Segundo o MP, o esquema dos Dicov era de tal forma opressivo que obrigaram a que Tatiana Ivanova e Matei Costel criassem as duas empresas, mas que eram controladas por Sergiu, para colocar os trabalhadores em diversas herdades do Baixo Alentejo, nomeadamente nos concelhos de Beja (Rabadoa) e Ferreira do Alentejo (Fonte Boa), depois de contratarem a prestação de trabalho junto dos seus proprietários.

Além de não fazerem contratos de trabalhos, os trabalhadores também não tinham direito ao pagamento de horas extraordinárias, subsídio de férias e de Natal. O despacho do MP revela que a cada vítima “descontavam 135 euros pela viagem da Moldávia para Portugal, 65 euros pela renda da casa e despesas de água, luz e gás e quantias entre os 150 e os 400 euros por despesas com a obtenção do número de contribuinte português”.

Baleizão, Beringel, Neves, Mombeja tudo localidades e sedes de freguesia do concelho de Beja, eram os sítios onde os Dicov alojavam os trabalhadores amontoados em habitações com 40/50 pessoas no seu interior.

Após a detenção em julho de 2019, os dois moldavos foram sujeitos a termos de identidade e residência apresentações semanais às autoridades, proibição de contatarem com as vítimas e ausentarem-se para o estrangeiro. Os irmãos Dicov fizeram “tábua rasa” das decisões judiciais e em dezembro daquele ano deixaram Portugal, não sem que dois meses antes tivessem sido visualizados na cidade de Beja, a recolher passageiros vindos de autocarro desde a cidade de Chisinau.

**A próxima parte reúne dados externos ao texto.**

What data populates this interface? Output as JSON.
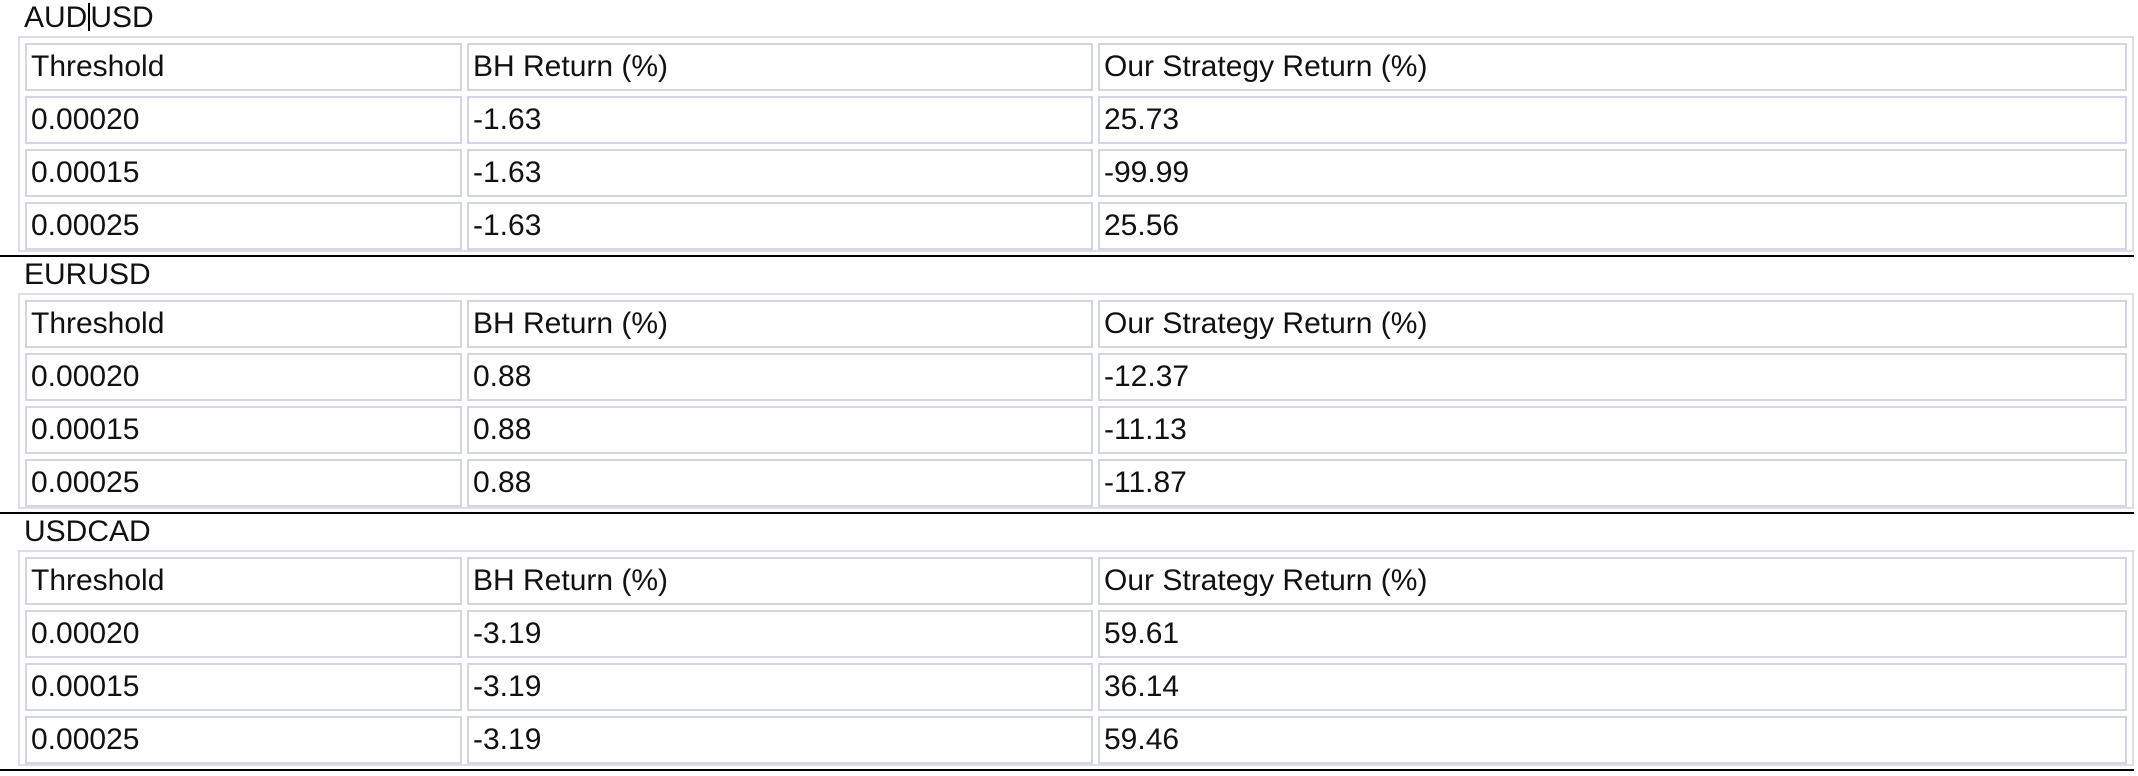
{
  "columns": [
    "Threshold",
    "BH Return (%)",
    "Our Strategy Return (%)"
  ],
  "sections": [
    {
      "pair_prefix": "AUD",
      "pair_suffix": "USD",
      "rows": [
        [
          "0.00020",
          "-1.63",
          "25.73"
        ],
        [
          "0.00015",
          "-1.63",
          "-99.99"
        ],
        [
          "0.00025",
          "-1.63",
          "25.56"
        ]
      ]
    },
    {
      "pair": "EURUSD",
      "rows": [
        [
          "0.00020",
          "0.88",
          "-12.37"
        ],
        [
          "0.00015",
          "0.88",
          "-11.13"
        ],
        [
          "0.00025",
          "0.88",
          "-11.87"
        ]
      ]
    },
    {
      "pair": "USDCAD",
      "rows": [
        [
          "0.00020",
          "-3.19",
          "59.61"
        ],
        [
          "0.00015",
          "-3.19",
          "36.14"
        ],
        [
          "0.00025",
          "-3.19",
          "59.46"
        ]
      ]
    }
  ]
}
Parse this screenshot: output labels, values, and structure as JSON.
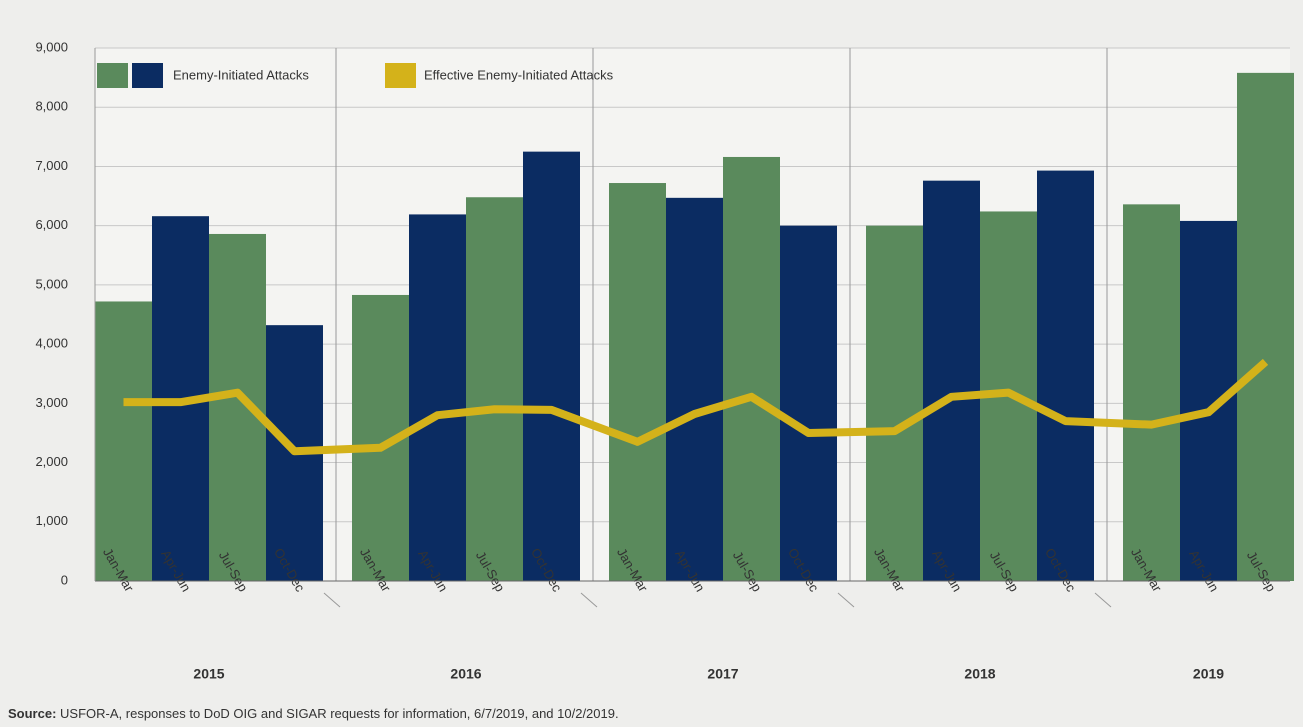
{
  "chart_data": {
    "type": "bar_line",
    "groups": [
      {
        "name": "2015",
        "categories": [
          "Jan-Mar",
          "Apr-Jun",
          "Jul-Sep",
          "Oct-Dec"
        ]
      },
      {
        "name": "2016",
        "categories": [
          "Jan-Mar",
          "Apr-Jun",
          "Jul-Sep",
          "Oct-Dec"
        ]
      },
      {
        "name": "2017",
        "categories": [
          "Jan-Mar",
          "Apr-Jun",
          "Jul-Sep",
          "Oct-Dec"
        ]
      },
      {
        "name": "2018",
        "categories": [
          "Jan-Mar",
          "Apr-Jun",
          "Jul-Sep",
          "Oct-Dec"
        ]
      },
      {
        "name": "2019",
        "categories": [
          "Jan-Mar",
          "Apr-Jun",
          "Jul-Sep"
        ]
      }
    ],
    "series": [
      {
        "name": "Enemy-Initiated Attacks",
        "type": "bar",
        "colors": [
          "#5a8a5c",
          "#0b2c62"
        ],
        "values": [
          4720,
          6160,
          5860,
          4320,
          4830,
          6190,
          6480,
          7250,
          6720,
          6470,
          7160,
          6000,
          6000,
          6760,
          6240,
          6930,
          6360,
          6080,
          8580
        ]
      },
      {
        "name": "Effective Enemy-Initiated Attacks",
        "type": "line",
        "color": "#d4b21a",
        "values": [
          3020,
          3020,
          3180,
          2190,
          2250,
          2800,
          2900,
          2890,
          2350,
          2820,
          3110,
          2500,
          2530,
          3110,
          3180,
          2700,
          2640,
          2850,
          3700
        ]
      }
    ],
    "ylim": [
      0,
      9000
    ],
    "yticks": [
      0,
      {
        "value": 1000,
        "label": "1,000"
      },
      {
        "value": 2000,
        "label": "2,000"
      },
      {
        "value": 3000,
        "label": "3,000"
      },
      {
        "value": 4000,
        "label": "4,000"
      },
      {
        "value": 5000,
        "label": "5,000"
      },
      {
        "value": 6000,
        "label": "6,000"
      },
      {
        "value": 7000,
        "label": "7,000"
      },
      {
        "value": 8000,
        "label": "8,000"
      },
      {
        "value": 9000,
        "label": "9,000"
      }
    ],
    "grid": true,
    "source_label": "Source:",
    "source": "USFOR-A, responses to DoD OIG and SIGAR requests for information, 6/7/2019, and 10/2/2019."
  }
}
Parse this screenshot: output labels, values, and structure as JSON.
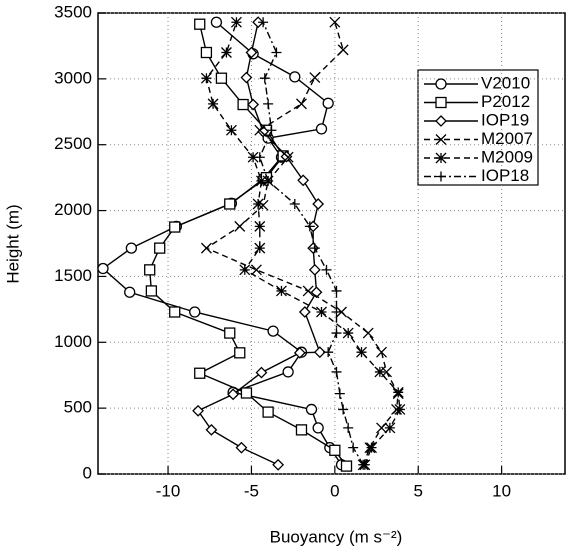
{
  "chart_data": {
    "type": "line",
    "x_label": "Buoyancy (m s⁻²)",
    "y_label": "Height (m)",
    "xlim": [
      -14.2,
      13.8
    ],
    "ylim": [
      0,
      3500
    ],
    "xticks": [
      -10,
      -5,
      0,
      5,
      10
    ],
    "yticks": [
      0,
      500,
      1000,
      1500,
      2000,
      2500,
      3000,
      3500
    ],
    "grid": true,
    "legend": "upper right",
    "series": [
      {
        "name": "V2010",
        "color": "#000000",
        "marker": "circle",
        "linestyle": "solid",
        "x": [
          0.4,
          -0.3,
          -1.0,
          -1.4,
          -6.1,
          -2.8,
          -2.0,
          -3.7,
          -8.4,
          -12.3,
          -13.9,
          -12.2,
          -9.5,
          -6.2,
          -4.3,
          -3.2,
          -4.0,
          -0.8,
          -0.4,
          -2.4,
          -4.9,
          -7.1
        ],
        "values": [
          70,
          200,
          350,
          490,
          620,
          775,
          925,
          1085,
          1230,
          1380,
          1560,
          1715,
          1880,
          2055,
          2240,
          2405,
          2550,
          2620,
          2815,
          3015,
          3190,
          3430
        ]
      },
      {
        "name": "P2012",
        "color": "#000000",
        "marker": "square",
        "linestyle": "solid",
        "x": [
          0.7,
          0.0,
          -2.0,
          -4.0,
          -5.3,
          -8.1,
          -5.7,
          -6.3,
          -9.6,
          -11.0,
          -11.1,
          -10.5,
          -9.6,
          -6.3,
          -4.1,
          -3.1,
          -4.1,
          -5.5,
          -6.8,
          -7.7,
          -8.1
        ],
        "values": [
          60,
          180,
          335,
          470,
          615,
          765,
          920,
          1070,
          1230,
          1390,
          1550,
          1715,
          1875,
          2050,
          2250,
          2415,
          2610,
          2805,
          3005,
          3200,
          3415
        ]
      },
      {
        "name": "IOP19",
        "color": "#000000",
        "marker": "diamond",
        "linestyle": "solid",
        "x": [
          -3.4,
          -5.6,
          -7.4,
          -8.2,
          -6.1,
          -4.4,
          -2.1,
          -0.9,
          -1.8,
          -1.1,
          -1.2,
          -1.3,
          -1.3,
          -1.0,
          -1.9,
          -2.9,
          -4.3,
          -4.9,
          -5.3,
          -5.0,
          -4.6
        ],
        "values": [
          70,
          200,
          335,
          480,
          605,
          770,
          920,
          925,
          1230,
          1380,
          1550,
          1715,
          1880,
          2050,
          2230,
          2410,
          2600,
          2805,
          3010,
          3200,
          3430
        ]
      },
      {
        "name": "M2007",
        "color": "#000000",
        "marker": "x",
        "linestyle": "dashed",
        "x": [
          1.7,
          2.1,
          2.8,
          3.7,
          3.8,
          3.1,
          2.8,
          2.0,
          0.4,
          -1.6,
          -4.7,
          -7.7,
          -5.7,
          -4.3,
          -4.0,
          -2.8,
          -4.5,
          -2.0,
          -1.2,
          0.5,
          0.0
        ],
        "values": [
          70,
          200,
          350,
          490,
          610,
          775,
          925,
          1070,
          1230,
          1390,
          1550,
          1715,
          1880,
          2040,
          2225,
          2405,
          2610,
          2810,
          3010,
          3220,
          3430
        ]
      },
      {
        "name": "M2009",
        "color": "#000000",
        "marker": "asterisk",
        "linestyle": "dashed",
        "x": [
          1.8,
          2.2,
          3.3,
          3.9,
          3.8,
          2.7,
          1.6,
          0.8,
          -0.8,
          -3.2,
          -5.4,
          -4.5,
          -4.5,
          -4.6,
          -4.4,
          -4.9,
          -6.2,
          -7.3,
          -7.7,
          -6.5,
          -5.9
        ],
        "values": [
          70,
          200,
          350,
          490,
          620,
          775,
          925,
          1070,
          1230,
          1390,
          1550,
          1715,
          1880,
          2050,
          2225,
          2405,
          2610,
          2810,
          3005,
          3200,
          3430
        ]
      },
      {
        "name": "IOP18",
        "color": "#000000",
        "marker": "plus",
        "linestyle": "dashdot",
        "x": [
          1.7,
          1.1,
          0.8,
          0.5,
          0.3,
          0.1,
          -0.4,
          0.1,
          0.1,
          0.1,
          -0.5,
          -1.2,
          -1.5,
          -2.4,
          -4.0,
          -4.5,
          -3.8,
          -4.0,
          -4.2,
          -3.5,
          -4.3
        ],
        "values": [
          70,
          200,
          350,
          490,
          610,
          775,
          925,
          1070,
          1230,
          1390,
          1550,
          1715,
          1880,
          2050,
          2225,
          2405,
          2610,
          2810,
          3005,
          3200,
          3430
        ]
      }
    ]
  }
}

O julgamento, cuja data não está ainda agendada, vai realizar-se no Juízo Criminal de Beja, perante um Tribunal Coletivo, estando arroladas, 37 testemunhas, na sua maioria as vítimas laborais dos irmãos Dicov.

Os crimes de que estão acusados

Sergiu Divoc: 5 crimes de tráfico de pessoas, 1 crime de associação de auxílio à imigração ilegal, 25 crimes de auxílio à imigração ilegal e 7 crimes de falsificação de documentos.

Victor Divoc: 5 crimes de tráfico de pessoas, 1 crime de associação de auxílio à imigração ilegal e 25 crimes de auxílio à imigração ilegal.

Tatiana Ivanova, Unipessoal, Lda: 5 crimes de tráfico de pessoas, 1 crime de associação de auxílio à imigração ilegal e 26 crimes de auxílio à imigração ilegal.

Matei Costel, Unipessoal, Lda: 1 crime de associação de auxílio à imigração ilegal e 9 crimes de auxílio à imigração ilegal.

Julgamento em Beja a 20 de setembro

 O casal Usurelu, de nacionalidade romena, foi acusado pelo Departamento de Investigação e Ação Penal (DIAP) de Évora de 13 crimes de tráfico de pessoas e 9 crimes de auxílio á emigração ilegal. A Angy San, Lda, empresa controlada pelos arguidos, está também acusada dos mesmos crimes.

Última condenação dezembro de 2020

Em dezembro de 2020 seis indivíduos, com idades compreendidas entre os 27 e os 49 anos, de nacionalidade romena e moldava foram condenados a penas de prisão, ainda que algumas foram suspensas na sua execução, por um crime de auxílio à imigração ilegal, em coautoria material.